Two Iraqi Sunni Muslim candidates were killed less than a week before local elections that are considered a major test of the country’s political stability after US troops left more than a year ago.

The election next Saturday to select provincial council members will measure Prime Minister Nuri al-Maliki’s political muscle against Shi’ite and Sunni rivals before the parliamentary election in 2014.

Violence and suicide bombings have surged since the start of the year with a local al-Qaeda wing promising a campaign to stoke sectarian confrontation among Shi’ites, Sunni Muslims and ethnic Kurds.

No group claimed responsibility for the weekend attacks, but the two candidates killed since late Saturday night were moderate Sunnis campaigning in mostly Sunni areas where Islamist insurgents target political rivals.

Police said gunmen in Baiji town, 180 kilometres north of Baghdad, killed Hatem al-Dulaimi, who was connected to the al-Ensaf Front group headed by Sunni politician Mishaan al-Jubouri.
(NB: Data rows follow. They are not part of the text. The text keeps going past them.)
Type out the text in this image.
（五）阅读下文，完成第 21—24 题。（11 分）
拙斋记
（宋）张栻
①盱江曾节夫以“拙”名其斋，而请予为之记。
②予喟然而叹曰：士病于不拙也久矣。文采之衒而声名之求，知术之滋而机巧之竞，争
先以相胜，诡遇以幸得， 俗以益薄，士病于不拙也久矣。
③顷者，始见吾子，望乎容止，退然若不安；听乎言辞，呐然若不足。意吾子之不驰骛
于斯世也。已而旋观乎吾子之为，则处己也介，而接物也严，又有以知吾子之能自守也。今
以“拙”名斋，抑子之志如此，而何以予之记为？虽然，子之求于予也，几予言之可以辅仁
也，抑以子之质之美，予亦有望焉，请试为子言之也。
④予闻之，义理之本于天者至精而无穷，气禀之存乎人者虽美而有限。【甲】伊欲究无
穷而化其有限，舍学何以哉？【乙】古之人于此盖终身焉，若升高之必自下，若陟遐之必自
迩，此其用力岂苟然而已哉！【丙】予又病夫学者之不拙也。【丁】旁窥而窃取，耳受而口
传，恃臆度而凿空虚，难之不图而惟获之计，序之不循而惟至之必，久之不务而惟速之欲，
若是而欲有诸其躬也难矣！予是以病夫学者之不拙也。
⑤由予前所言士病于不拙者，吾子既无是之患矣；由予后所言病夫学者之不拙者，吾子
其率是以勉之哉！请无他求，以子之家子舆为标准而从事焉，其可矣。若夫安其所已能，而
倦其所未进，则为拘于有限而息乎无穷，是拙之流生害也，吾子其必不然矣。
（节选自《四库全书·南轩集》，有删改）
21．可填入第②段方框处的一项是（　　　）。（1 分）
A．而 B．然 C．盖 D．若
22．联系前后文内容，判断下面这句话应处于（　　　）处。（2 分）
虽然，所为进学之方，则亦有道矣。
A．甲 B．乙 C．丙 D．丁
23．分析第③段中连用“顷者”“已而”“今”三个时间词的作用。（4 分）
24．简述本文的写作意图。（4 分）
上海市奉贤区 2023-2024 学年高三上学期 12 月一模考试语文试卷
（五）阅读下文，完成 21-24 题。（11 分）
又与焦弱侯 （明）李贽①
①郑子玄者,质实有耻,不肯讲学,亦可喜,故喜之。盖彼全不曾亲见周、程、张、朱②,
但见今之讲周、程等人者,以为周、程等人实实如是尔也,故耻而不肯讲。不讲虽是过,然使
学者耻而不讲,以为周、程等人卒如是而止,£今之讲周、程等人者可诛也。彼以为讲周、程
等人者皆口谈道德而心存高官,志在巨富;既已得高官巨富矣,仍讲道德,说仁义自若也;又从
Jubouri once ran a small block in Parliament.

“My cousin was secular, and his speech was moderate,” said Dulaimi’s cousin Ali Sabah. “I think those who killed him were the political groups with ties to the armed groups which operate in this area.”

Hours later yesterday morning, a roadside bomb killed Najim al-Harbi, with two of his brothers and a bodyguard in Diyala province, police said. Harbi had ties to Deputy Prime Minister Saleh al-Mutlaq, a Sunni who has edged closer to Maliki since his Sunni-backed Iraqiya block splintered.

Another Sunni candidate escaped a separate roadside bomb in Balad Ruz, 90 kilometres northeast of the capital yesterday, authorities said.

Ten years after the US-led invasion, Sunni ranks are deeply divided over how to manage a power-sharing agreement with Maliki. Some moderate leaders work with the government but others see the Shi’ite premier as an authoritarian.